Creado en: junio 25, 2023 a las 03:02 am.
Papá
Al viejo lo conocí de administrador de correos. Mamá le cuidaba los hijos y él atendía al público en la oficina. Ella, auxiliar de telégrafos, era su único empleado. De modo que él tenía que hacer todo el trabajo y nunca vi más de dos personas junto a la taquilla, esperando para comprar sellos o pasar un telegrama.
Y era duro el viejo. Jamás pude conseguir que me regalara un sello, o una tarjeta postal que costaba un centavo:
—Ese dinero es del Estado. Es sagrado.
Y vivía orgulloso de que el inspector jamás le había encontrado un solo centavo de diferencia en las cuentas de la oficina. Papá nunca hubiera entendido eso que hoy llaman “faltante”.
Lo que más me molestaba de él era que no me dejaba fisgonear entre las cartas. ¡Y venían de todas partes! Eran, para mí, como el mundo exterior llegado en grises valijas de loneta. Pero si el viejo me sorprendía tratando de mirar a trasluz, por mera curiosidad, me regañaba:
—¡Suelta eso! La correspondencia es inviolable.
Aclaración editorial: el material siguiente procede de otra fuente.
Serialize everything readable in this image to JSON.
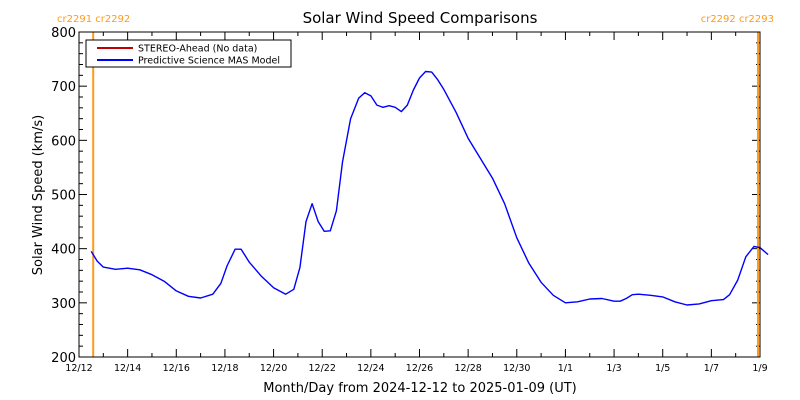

Dicen que era magnífico en la transmisión. Lo conocían, por su ritmo, a cientos de kilómetros de distancia. ¡Era un clarín! Todavía, a veces, me encuentro con viejos telegrafistas que me dicen:
—¡Qué muñeca la de tu padre! YZ (iniciales que usaba para identificarse) era tremendo telegrafista.
Pese a todo, vivió siempre con el temor de la cesantía enturbiándole la felicidad. Cualquier cambio de gobierno podía significar el hambre para la familia. Por eso era conservador en los gastos y liberal en el cariño. Para quedar bien con los dos partidos políticos de entonces. Nunca me dio más de dos pesos para ir a un baile. ¡Ni cuando ya tuve novia oficial! Me ponía dos billetes de a peso en la mano y me decía:
—…y, si te sobra algo, me lo devuelves mañana.
Cuando estaba contento hacía versos humorísticos. De él es una cuarteta que, para mí, resulta antológica. Decía:
Con claridad meridiana
y con versación muy honda,
mañana por la mañana
Pituka de la Foronda.
Pituka era una actriz muy famosa en aquella época. Creo que por esa vía me vino el sentido del humor.
Con el viejo, en el terreno económico, no había arreglo. Si uno le pedía algo prestado, tenía que devolvérselo. Cuando me hice escritor de radio llegué a ganar en un mes mucho más de lo que él recibía por su jubilación en un año. Sin embargo, no sé por qué enredos financieros, en muchas oportunidades tenía que pedirle, a mediados de mes, diez o veinte pesos prestados. Me los daba. Rezongando, pero me los daba. Eso sí, tenía que pagárselos. El día del cobro no faltaba su llamada:
—Acuérdate de que tú ganas más que yo. Tráeme lo que me debes.
Siempre me hacía el propósito de no pedirle más dinero prestado. Y siempre terminaba volviéndoselo a pedir. Creo que lo hacía para seguir imaginando que lo necesitaba.
Poco antes de ingresar para morirse, me prestó los últimos cuarenta pesos. Se le presentó una neumonía y lo llevamos al hospital. Le advertí que no se fuera a morir, que recordara que le debía cuarenta pesos. Me contestó que él no podía morirse porque quería ver el cometa Halley por segunda vez. Tenía ochenta y siete años. En el hospital hizo un infarto. Y me quedé sin el viejo.
En la funeraria, cuando fui a hacer las gestiones necesarias para el enterramiento, el empleado me comunicó:
—El panteón le cuesta cuarenta pesos.
No pude evitarlo. Comenté en voz alta:
—Coño, viejo, tú ni muerto perdonas.
Y le dediqué una carcajada.
Supongo que el empleado de la funeraria debe haber pensado lo peor de mí. Él sabía que se trataba de mi padre. Y se me quedó mirando con un gesto de indignado desprecio.
En el entierro de papá me iba sonando en los oídos aquella cuarteta, original de su hermano Guillermo, que nos recitó a hijos y nietos durante más de medio siglo:
Las hierbas del cementerio
qué tristes deben de estar,
pues cuando el viento las mueve
parece que se menean.
Y me pareció que las hierbas del cementerio sonreían a su paso. El cometa Halley, sin embargo, nunca volvió a pasar por Cuba ¿Para qué?